In the literature, comorbid conditions are found to increase the risk for post-COVID-19 symptoms [4, 5]. However, using a score for comorbidities, we found no increase in relative risk for fatigue or shortness of breath with increasing number of comorbid conditions among exposed and a slight increase in risk for memory disturbance with three or more comorbidities. For shortness of breath, we found a lower relative risk with increasing numbers of comorbidities after COVID-19 compared to unexposed. This could indicate shortness of breath to be part of post-COVID-19 syndrome unrelated to previous diseases since the infection affects the respiratory system, whereas among the unexposed the risk increased with increasing comorbidity score. On the other hand, in our study the diagnosis shortness of breath might not have been registered if other diagnosed conditions were considered to explain the symptom by the GP, and this may more often be the case with lung symptom compared to fatigue and memory disturbance.

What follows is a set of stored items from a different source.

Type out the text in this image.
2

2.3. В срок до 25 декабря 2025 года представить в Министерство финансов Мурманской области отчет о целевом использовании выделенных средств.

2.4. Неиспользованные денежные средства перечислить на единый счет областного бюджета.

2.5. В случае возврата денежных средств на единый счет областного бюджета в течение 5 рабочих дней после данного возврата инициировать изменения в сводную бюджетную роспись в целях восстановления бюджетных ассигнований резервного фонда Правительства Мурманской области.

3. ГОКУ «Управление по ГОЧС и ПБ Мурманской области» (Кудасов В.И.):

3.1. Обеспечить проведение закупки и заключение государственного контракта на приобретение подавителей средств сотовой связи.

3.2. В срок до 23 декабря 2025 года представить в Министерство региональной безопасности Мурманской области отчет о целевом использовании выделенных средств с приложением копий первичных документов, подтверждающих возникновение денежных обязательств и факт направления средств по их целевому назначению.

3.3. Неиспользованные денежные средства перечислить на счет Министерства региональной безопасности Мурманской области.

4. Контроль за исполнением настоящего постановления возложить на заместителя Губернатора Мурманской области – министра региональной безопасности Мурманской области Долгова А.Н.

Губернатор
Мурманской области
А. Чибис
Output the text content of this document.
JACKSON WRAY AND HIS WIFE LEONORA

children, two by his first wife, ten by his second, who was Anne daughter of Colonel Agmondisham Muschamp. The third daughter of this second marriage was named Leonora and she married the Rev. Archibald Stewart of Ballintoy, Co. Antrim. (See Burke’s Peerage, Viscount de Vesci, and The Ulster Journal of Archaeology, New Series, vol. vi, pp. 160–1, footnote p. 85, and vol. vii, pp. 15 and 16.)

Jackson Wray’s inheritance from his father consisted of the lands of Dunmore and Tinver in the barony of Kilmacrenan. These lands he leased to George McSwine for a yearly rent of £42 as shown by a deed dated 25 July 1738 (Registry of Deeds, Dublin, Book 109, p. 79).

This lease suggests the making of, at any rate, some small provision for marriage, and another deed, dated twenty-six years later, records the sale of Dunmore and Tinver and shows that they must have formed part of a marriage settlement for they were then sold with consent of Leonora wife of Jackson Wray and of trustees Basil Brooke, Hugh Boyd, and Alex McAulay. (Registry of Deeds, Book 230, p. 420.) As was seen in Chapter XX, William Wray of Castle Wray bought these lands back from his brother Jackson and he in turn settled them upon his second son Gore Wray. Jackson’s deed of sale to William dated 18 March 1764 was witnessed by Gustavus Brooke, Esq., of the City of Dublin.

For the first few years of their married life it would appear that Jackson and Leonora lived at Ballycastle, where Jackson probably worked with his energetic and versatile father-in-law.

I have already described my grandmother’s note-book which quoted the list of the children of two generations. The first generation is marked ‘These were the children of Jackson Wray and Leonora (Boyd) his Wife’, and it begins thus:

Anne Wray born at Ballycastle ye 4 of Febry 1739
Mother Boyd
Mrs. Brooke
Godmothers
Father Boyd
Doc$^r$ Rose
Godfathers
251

Outcome symptoms such as fatigue, memory disturbance and shortness of breath are common in the general population, and having had the same symptom before the pandemic markedly increased the risk for having an outcome symptom in the observation period. In clinical practice it is difficult or impossible to determine in each case whether a symptom actually was present prior to the infection, whether it is caused or aggravated by the infection or whether it appears by chance. This underlines the challenge using post-COVID-19 as diagnosis in primary care, as shown by low-frequent use of such a code when introduced in the UK [24] and also indicate that a composite explanatory model is necessary to understand the mechanisms underlying post-COVID-19 symptoms [10, 25].